Die Anklagebehörden in Bochum und Nürnberg wollten sich am Sonntag nicht zu den Gerüchten äußern. Eine BKA-Sprecherin ging nicht näher auf das laufende Verfahren ein.
Die "Bild am Sonntag" zitierte einen Angehörigen des Oberlandesgerichts Nürnberg mit den Worten: "Die Ermittlungen sind noch nicht abgeschlossen." Er verwies auf einen 42-jährigen Türken, der nach den Medienberichten als Wettpate unter Verdacht stehen und in seinem Heimatland einen Mord in Auftrag gegeben haben soll.
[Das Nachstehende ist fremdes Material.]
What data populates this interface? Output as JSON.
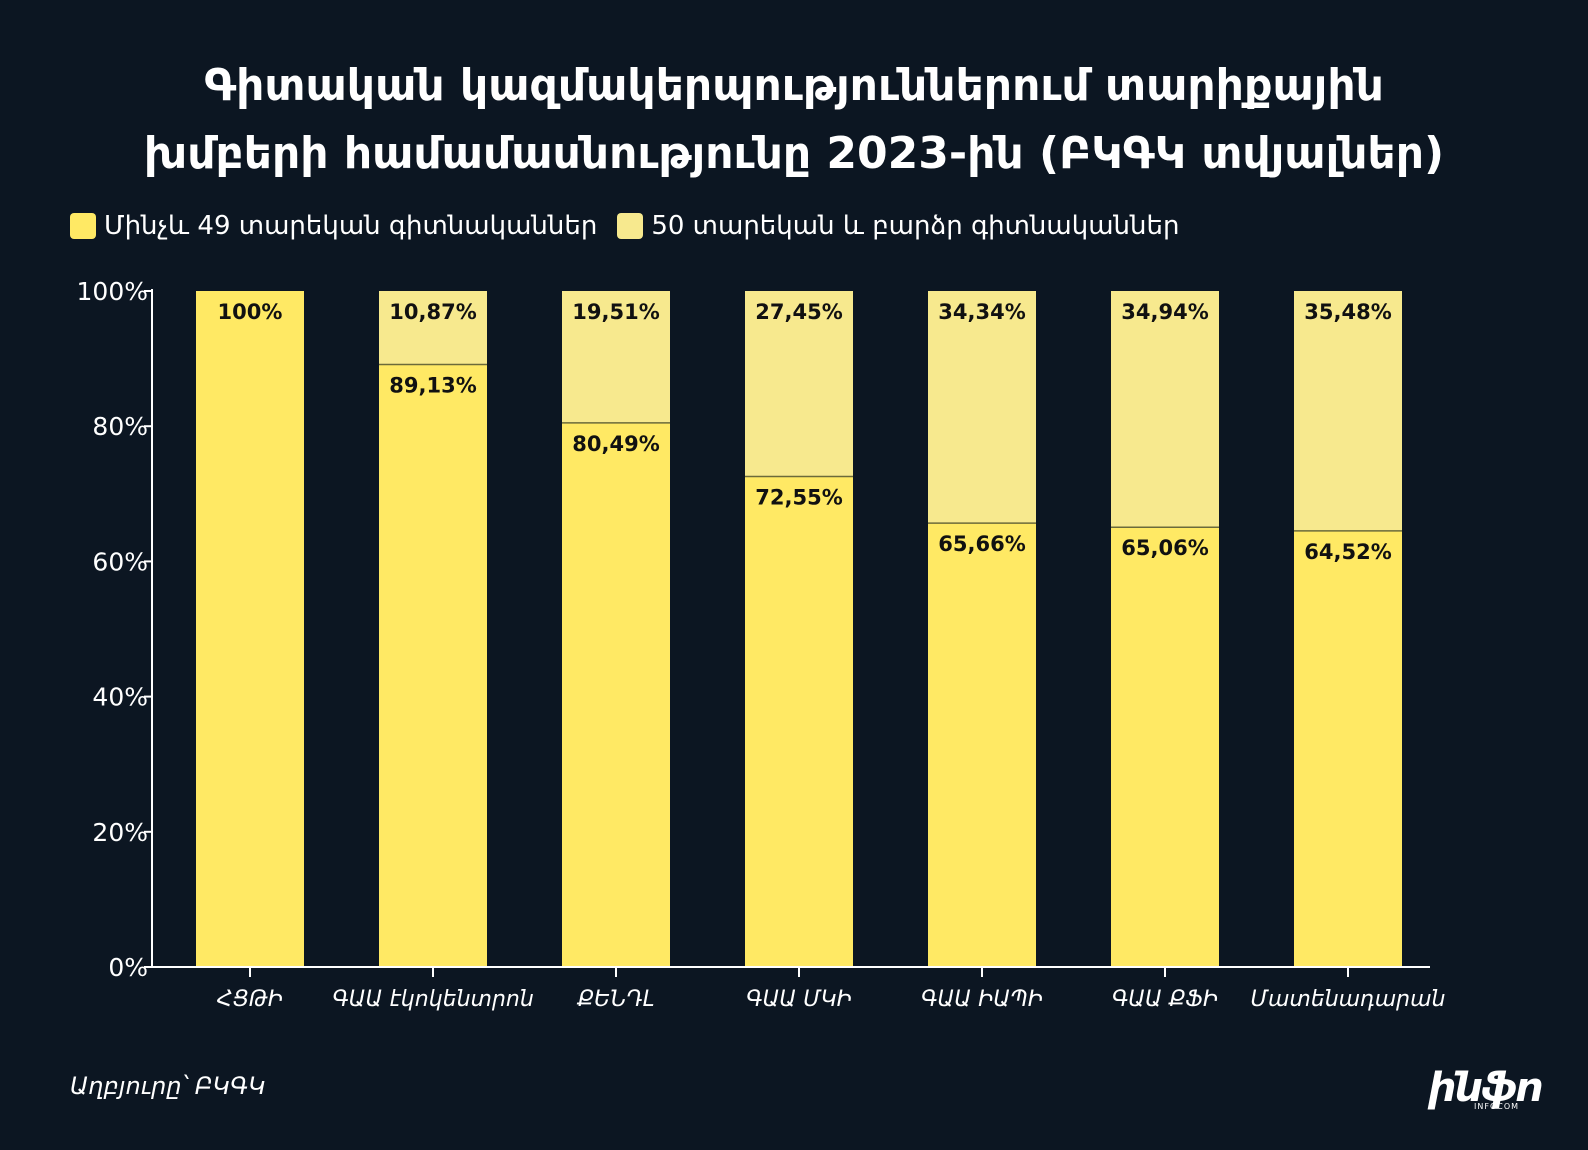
{
  "title": {
    "line1": "Գիտական կազմակերպություններում տարիքային",
    "line2": "խմբերի համամասնությունը 2023-ին (ԲԿԳԿ տվյալներ)"
  },
  "legend": [
    {
      "label": "Մինչև 49 տարեկան գիտնականներ",
      "color": "#ffe964"
    },
    {
      "label": "50 տարեկան և բարձր գիտնականներ",
      "color": "#f7e98e"
    }
  ],
  "source": "Աղբյուրը՝ ԲԿԳԿ",
  "logo": {
    "text": "ինֆո",
    "sub": "INFOCOM"
  },
  "chart_data": {
    "type": "bar",
    "stacked": true,
    "categories": [
      "ՀՑԹԻ",
      "ԳԱԱ էկոկենտրոն",
      "ՔԵՆԴԼ",
      "ԳԱԱ ՄԿԻ",
      "ԳԱԱ ԻԱՊԻ",
      "ԳԱԱ ՔՖԻ",
      "Մատենադարան"
    ],
    "series": [
      {
        "name": "Մինչև 49 տարեկան գիտնականներ",
        "color": "#ffe964",
        "values": [
          100,
          89.13,
          80.49,
          72.55,
          65.66,
          65.06,
          64.52
        ],
        "labels": [
          "100%",
          "89,13%",
          "80,49%",
          "72,55%",
          "65,66%",
          "65,06%",
          "64,52%"
        ]
      },
      {
        "name": "50 տարեկան և բարձր գիտնականներ",
        "color": "#f7e98e",
        "values": [
          0,
          10.87,
          19.51,
          27.45,
          34.34,
          34.94,
          35.48
        ],
        "labels": [
          "",
          "10,87%",
          "19,51%",
          "27,45%",
          "34,34%",
          "34,94%",
          "35,48%"
        ]
      }
    ],
    "ylim": [
      0,
      100
    ],
    "yticks": [
      "0%",
      "20%",
      "40%",
      "60%",
      "80%",
      "100%"
    ],
    "ytick_values": [
      0,
      20,
      40,
      60,
      80,
      100
    ],
    "grid": false,
    "legend_position": "top-left"
  }
}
Nach "Spiegel"-Informationen ergab sich diese Spur aus einem abgehörten Telefonat.
"Bundesliga ist nicht betroffen"
Unterdessen hat Theo Zwanziger, der Präsident des Deutschen Fußball-Bundes, am Sonntag Entwarnung gegeben, was die Verstrickung der Wett-Mafia in die höchsten Spielklassen betrifft: "Ich kann guten Gewissens sagen, dass sich die Dinge, die aufzuarbeiten und zu bestrafen sind, deutlich unterhalb der 1. und 2. Liga bewegen werden." Nachdem er am Wochenende die Ermittlungsakten der Staatsanwaltschaft Bochum ausführlich studiert hat, sei er überzeugt, es werden "keine fundamental neuen Erkenntnisse zutage treten". Ligapräsident Reinhard Rauball bestätigte: "Die Bundesliga ist nicht betroffen."
Nach Rücksprache mit der Bochumer Staatsanwaltschaft wollen der DFB und die Deutsche Fußball-Liga Anfang dieser Woche ein detaillierteres Zwischenergebnis ihrer Akteneinsicht präsentieren.